CGS praised Butler-Purry for her invaluable contributions to Texas A&M, including improving graduate students’ quality of life, educational experiences, professional development opportunities, as well as expanding access and funding opportunities for underrepresented minoritized students. In addition, CGS recognized her service as chair of the CGS Board of Directors and on the Executive Board of the Association of American Universities’ (AAU) Association of Graduate Schools and her advocacy for graduate education across the country in the areas of graduate student well-being, diversifying career pathways and broadening diversity resources.
“The CGS Board of Directors is pleased to recognize Dr. Butler-Purry’s leadership and service to the graduate education community,” said Andrew G. Campbell, dean of the Graduate School at Brown University and chair of the Council’s Board of Directors. “Karen is a passionate advocate for graduate student success and well-being. Under her leadership, Texas A&M University has developed comprehensive learning outcomes for master’s and doctoral students, increased data transparency, and demonstrated a deep commitment to ensuring access and opportunity for all.”
Timothy P. Scott, Texas A&M’s interim provost and executive vice president, said that the university is grateful for Butler-Purry’s outstanding service and passion for graduate education.
“Dr. Butler-Purry’s leadership exemplifies the ingenuity, persistence and fearlessness that has gotten her – as a woman of color – where she is today. She has skillfully guided the growth of graduate and professional education at Texas A&M and has been a constant advocate for diversity, inclusion and access to graduate education over the last 11 years. Because representation matters, her service to Texas A&M and graduate education stands as a model of excellence for young women, people of color, and people of other minoritized populations aspiring to leadership roles in higher education. This is a well-deserved award and Texas A&M could not be more proud of her,” Scott said.

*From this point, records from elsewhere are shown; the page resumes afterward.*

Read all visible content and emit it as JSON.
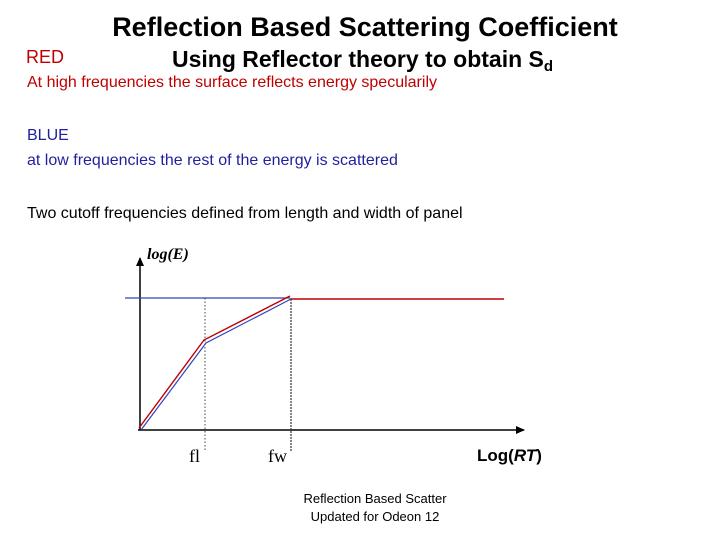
{
  "title": "Reflection Based Scattering Coefficient",
  "subtitle_main": "Using Reflector theory to obtain S",
  "subtitle_sub": "d",
  "red": {
    "label": "RED",
    "desc": "At high frequencies the surface reflects energy specularily"
  },
  "blue": {
    "label": "BLUE",
    "desc": "at low frequencies the rest of the energy is scattered"
  },
  "cutoff_note": "Two cutoff frequencies defined from length and width of panel",
  "diagram": {
    "y_axis_label": "log(E)",
    "x_axis_label_prefix": "Log(",
    "x_axis_label_italic": "RT",
    "x_axis_label_suffix": ")",
    "cutoffs": [
      "fl",
      "fw"
    ],
    "colors": {
      "red": "#c00000",
      "blue": "#3344bb",
      "axis": "#000000",
      "guide": "#444444"
    }
  },
  "footer": {
    "line1": "Reflection Based Scatter",
    "line2": "Updated for Odeon 12"
  }
}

Butler-Purry said she was especially honored to receive the Debra Stewart award, given the role Stewart played in her development as a leader in graduate education.
“This is a special honor,” Butler-Purry said. “Debra took me under her wing as I transitioned into my leadership role in graduate education at Texas A&M and in my early involvement with CGS. Her mentorship has been invaluable to me over the years, and her leadership, passion and dedication to advancing graduate education has been something I have tried to emulate.”
In her acceptance, Butler-Purry thanked her staff for the important work they have done to transform the Graduate and Professional School’s role at Texas A&M.
“Together, we have changed the perception of what the Grad School does,” she said. “Ten years ago, we were seen as a processing office that sometimes presented unnecessary obstacles for graduate students. Today, we are valued by our community as an advocate and supporter of graduate students and a collaborative partner with which faculty, administrators and staff work to strengthen graduate programs, support students, champion equity and advance graduate education at Texas A&M and beyond.”